Numerical cubature for fully symmetric regions and adaptive methods for PDEs

完全对称区域的数值体积和偏微分方程的自适应方法

• 批准号: 2699-2007
• 负责人: Keast, Patrick
• 金额: $ 1.17万
• 依托单位: Dalhousie University
• 依托单位国家: 加拿大
• 项目类别: Discovery Grants Program - Individual
• 财政年份: 2007
• 资助国家: 加拿大
• 起止时间: 2007-01-01 至 2008-12-31
• 项目状态: 已结题
• 来源: https://www.nserc-crsng.gc.ca/ase-oro/Details-Detailles_eng.asp?id=366191
• 关键词: Numerical; cubature; fully; symmetric; regions

This research programme has two principal thrusts. One direction continues work carried out in thelast five years on the numerical solution of time dependent partial differential equations in onespace variable. Differential equations occur in many physical models, and often the solutionexhibits narrow layers with peaks or sharp variations. In many cases these peaks or areas of rapidchange move in time. For an approximate method of solution to be able to catch these features, thediscrete model must adapt to the solution. Software to approximate to the solutions with reliable errorestimates will be developed. We will investigate the use of high order interpolants in a method oflines context, in order to obtain inexpensive and reliable error estimates. Using anequi-distribution algorithm we will ensure that the error globally satisfies a user-defined errortolerance.The second thrust, which also is a continuation of a long standing research programme, isthe construction of methods for the numerical evaluation of integrals over multidimensionalregions having specified symmetries.  Examples of such regions are the n dimensional cube,sphere, simplex, octahedron, spherical surface, and the whole of n-space with a symmetricweight function. As shown in an earlier paper there is a strong connection between formulasfor the surface of the sphere and for the simplex. It is intended to investigate connectionsbetween formulas for the octahedron and the simplex. A long term plan is to set up softwareto accept as input the symmetries of the region, and a requested polynomial degree, and thento compute consistent structures for the formulas, set up the defining equations, and solvethem.

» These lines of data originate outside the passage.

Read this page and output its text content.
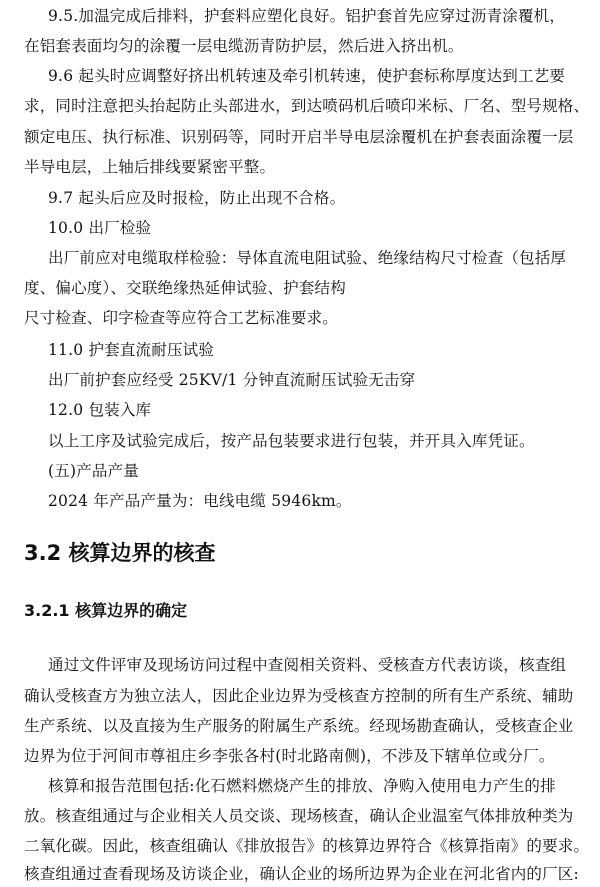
9.5.加温完成后排料，护套料应塑化良好。铝护套首先应穿过沥青涂覆机，
在铝套表面均匀的涂覆一层电缆沥青防护层，然后进入挤出机。
9.6 起头时应调整好挤出机转速及牵引机转速，使护套标称厚度达到工艺要
求，同时注意把头抬起防止头部进水，到达喷码机后喷印米标、厂名、型号规格、
额定电压、执行标准、识别码等，同时开启半导电层涂覆机在护套表面涂覆一层
半导电层，上轴后排线要紧密平整。
9.7 起头后应及时报检，防止出现不合格。
10.0 出厂检验
出厂前应对电缆取样检验：导体直流电阻试验、绝缘结构尺寸检查（包括厚
度、偏心度）、交联绝缘热延伸试验、护套结构
尺寸检查、印字检查等应符合工艺标准要求。
11.0 护套直流耐压试验
出厂前护套应经受 25KV/1 分钟直流耐压试验无击穿
12.0 包装入库
以上工序及试验完成后，按产品包装要求进行包装，并开具入库凭证。
(五)产品产量
2024 年产品产量为：电线电缆 5946km。
3.2 核算边界的核查
3.2.1 核算边界的确定
通过文件评审及现场访问过程中查阅相关资料、受核查方代表访谈，核查组
确认受核查方为独立法人，因此企业边界为受核查方控制的所有生产系统、辅助
生产系统、以及直接为生产服务的附属生产系统。经现场勘查确认，受核查企业
边界为位于河间市尊祖庄乡李张各村(时北路南侧)，不涉及下辖单位或分厂。
核算和报告范围包括:化石燃料燃烧产生的排放、净购入使用电力产生的排
放。核查组通过与企业相关人员交谈、现场核查，确认企业温室气体排放种类为
二氧化碳。因此，核查组确认《排放报告》的核算边界符合《核算指南》的要求。
核查组通过查看现场及访谈企业，确认企业的场所边界为企业在河北省内的厂区:
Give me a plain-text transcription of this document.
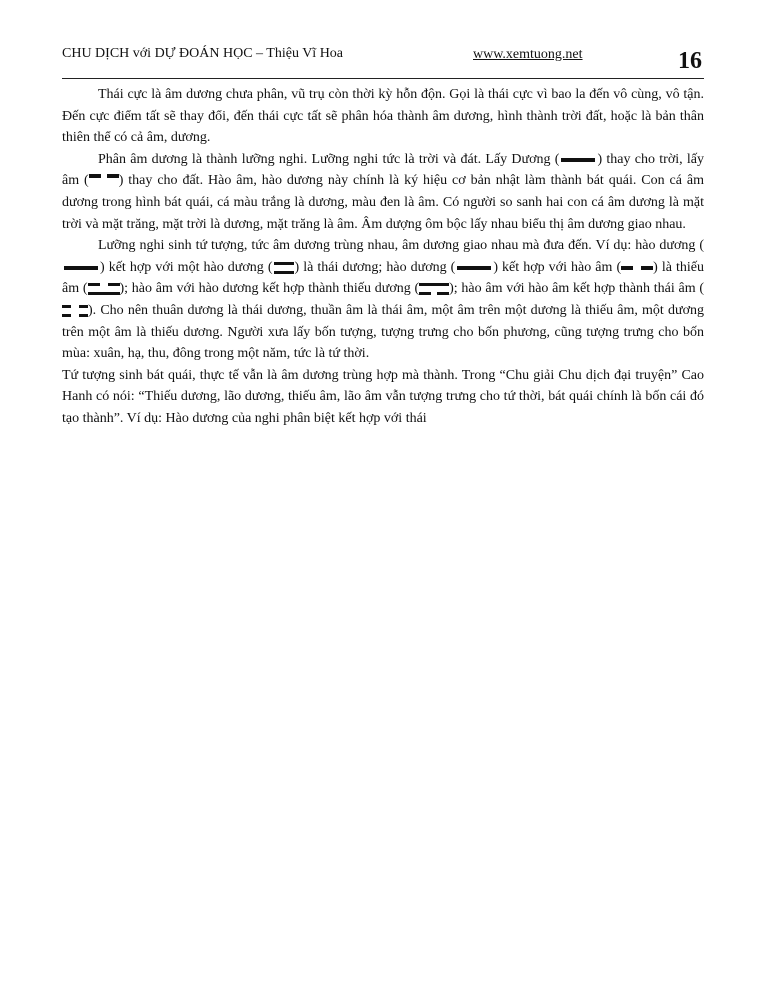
CHU DỊCH với DỰ ĐOÁN HỌC – Thiệu Vĩ Hoa	www.xemtuong.net	16

Thái cực là âm dương chưa phân, vũ trụ còn thời kỳ hỗn độn. Gọi là thái cực vì bao la đến vô cùng, vô tận. Đến cực điểm tất sẽ thay đổi, đến thái cực tất sẽ phân hóa thành âm dương, hình thành trời đất, hoặc là bản thân thiên thể có cả âm, dương.

Phân âm dương là thành lưỡng nghi. Lưỡng nghi tức là trời và đát. Lấy Dương (	) thay cho trời, lấy âm ( ) thay cho đất. Hào âm, hào dương này chính là ký hiệu cơ bản nhật làm thành bát quái. Con cá âm dương trong hình bát quái, cá màu trắng là dương, màu đen là âm. Có người so sanh hai con cá âm dương là mặt trời và mặt trăng, mặt trời là dương, mặt trăng là âm. Âm dượng ôm bộc lấy nhau biểu thị âm dương giao nhau.

Lưỡng nghi sinh tứ tượng, tức âm dương trùng nhau, âm dương giao nhau mà đưa đến. Ví dụ: hào dương (
) kết hợp với một hào dương ( ) là thái dương; hào dương (	) kết hợp với hào âm ( ) là thiếu âm ( ); hào âm với hào dương kết hợp thành thiếu dương ( ); hào âm với hào âm kết hợp thành thái âm (
). Cho nên thuân dương là thái dương, thuần âm là thái âm, một âm trên một dương là thiếu âm, một dương trên một âm là thiếu dương. Người xưa lấy bốn tượng, tượng trưng cho bốn phương, cũng tượng trưng cho bốn mùa: xuân, hạ, thu, đông trong một năm, tức là tứ thời.

Tứ tượng sinh bát quái, thực tế vẫn là âm dương trùng hợp mà thành. Trong “Chu giải Chu dịch đại truyện” Cao Hanh có nói: “Thiếu dương, lão dương, thiếu âm, lão âm vẫn tượng trưng cho tứ thời, bát quái chính là bốn cái đó tạo thành”. Ví dụ: Hào dương của nghi phân biệt kết hợp với thái
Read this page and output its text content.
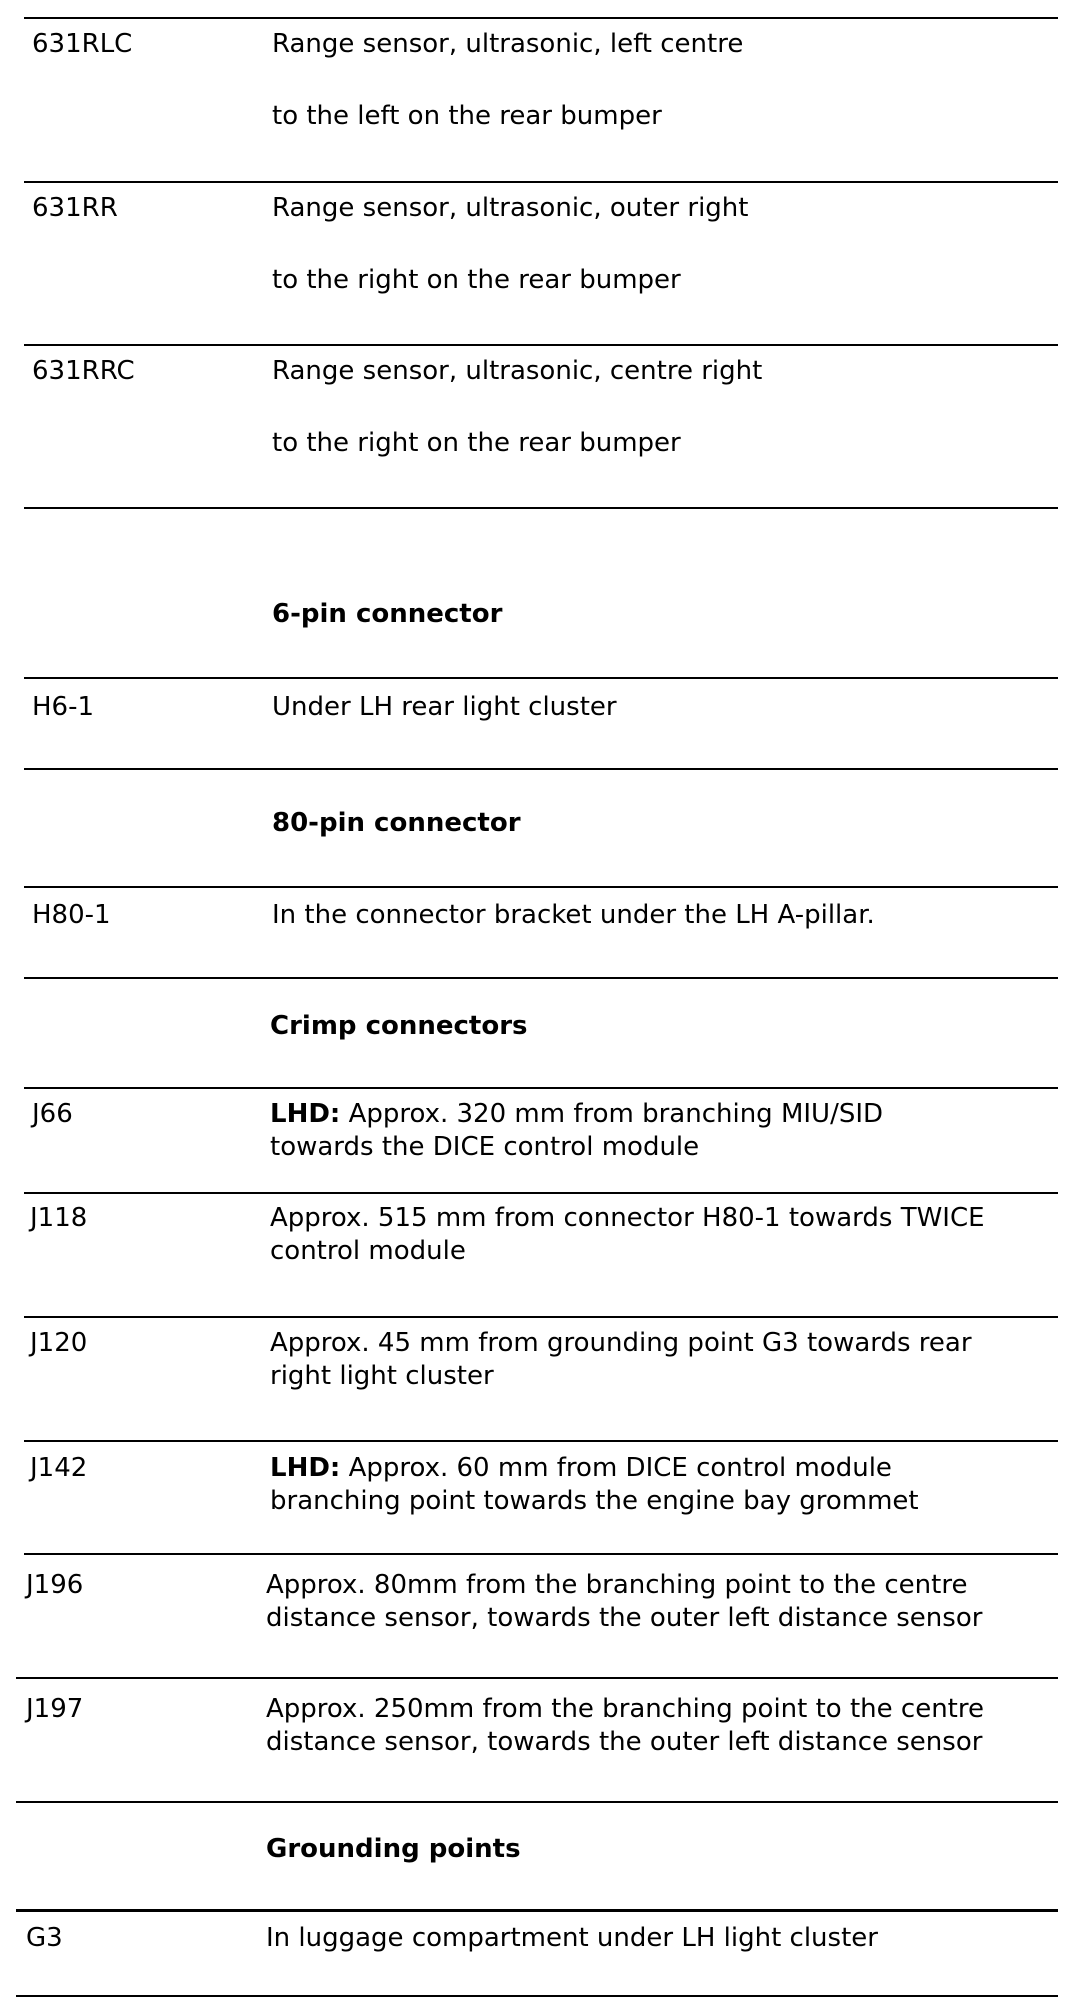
631RLC	Range sensor, ultrasonic, left centre
to the left on the rear bumper
631RR	Range sensor, ultrasonic, outer right
to the right on the rear bumper
631RRC	Range sensor, ultrasonic, centre right
to the right on the rear bumper
6-pin connector
H6-1	Under LH rear light cluster
80-pin connector
H80-1	In the connector bracket under the LH A-pillar.
Crimp connectors
J66	LHD: Approx. 320 mm from branching MIU/SID
towards the DICE control module
J118	Approx. 515 mm from connector H80-1 towards TWICE
control module
J120	Approx. 45 mm from grounding point G3 towards rear
right light cluster
J142	LHD: Approx. 60 mm from DICE control module
branching point towards the engine bay grommet
J196	Approx. 80mm from the branching point to the centre
distance sensor, towards the outer left distance sensor
J197	Approx. 250mm from the branching point to the centre
distance sensor, towards the outer left distance sensor
Grounding points
G3	In luggage compartment under LH light cluster
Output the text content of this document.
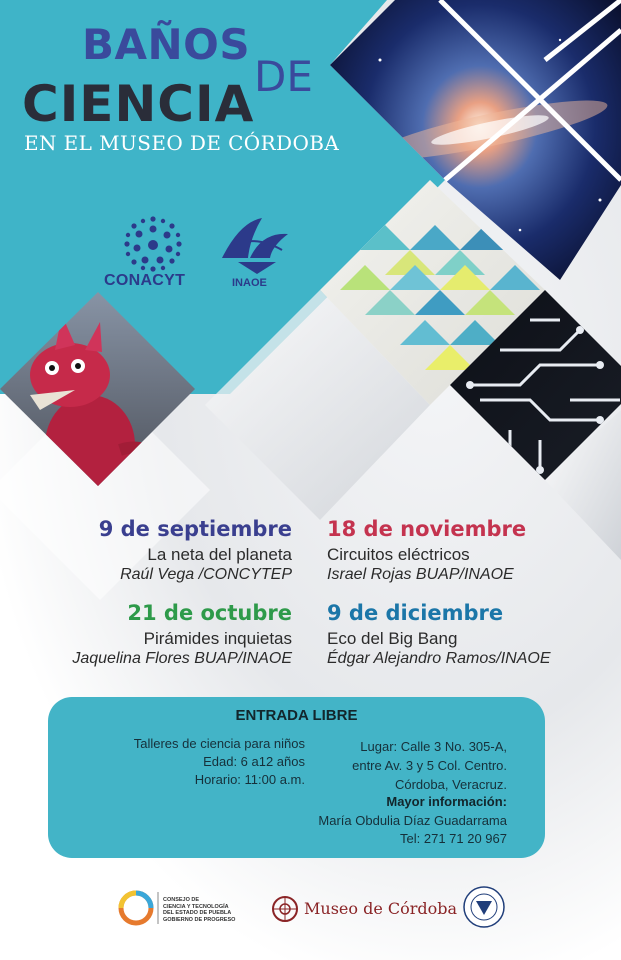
BAÑOS
DE
CIENCIA
EN EL MUSEO DE CÓRDOBA
CONACYT	INAOE
9 de septiembre
La neta del planeta
Raúl Vega /CONCYTEP
18 de noviembre
Circuitos eléctricos
Israel Rojas BUAP/INAOE
21 de octubre
Pirámides inquietas
Jaquelina Flores BUAP/INAOE
9 de diciembre
Eco del Big Bang
Édgar Alejandro Ramos/INAOE
ENTRADA LIBRE
Talleres de ciencia para niños
Edad: 6 a12 años
Horario: 11:00 a.m.
Lugar: Calle 3 No. 305-A,
entre Av. 3 y 5 Col. Centro.
Córdoba, Veracruz.
Mayor información:
María Obdulia Díaz Guadarrama
Tel: 271 71 20 967
CONSEJO DE
CIENCIA Y TECNOLOGÍA
DEL ESTADO DE PUEBLA
GOBIERNO DE PROGRESO
Museo de Córdoba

这项研究计划有两个主要目标。其中一个方向继续了过去五年来在单空间变量时变偏微分方程数值解方面所做的工作。微分方程出现在许多物理模型中，并且解通常呈现出具有峰值或急剧变化的窄层。在许多情况下，这些快速变化的峰值或区域随时间移动。对于能够捕捉这些特征的近似解方法，离散模型必须适应解。将开发具有可靠误差估计的近似解的软件。我们将研究使用高阶插值的方法oflines的背景下，为了获得廉价和可靠的误差估计。本文的第二个目标是建立具有特定对称性的多维区域上积分的数值计算方法，例如n维立方体、球面、单形、八面体、球面、椭圆形等。以及整个n-空间的权函数。正如在较早的文件有一个强大的连接formulasfor表面的领域和单纯形。它的目的是调查之间的联系公式的八面体和单纯形。一个长期的计划是建立软件接受输入的对称性的区域，和一个要求的多项式次数，然后计算一致的结构的公式，建立定义方程，并解决他们。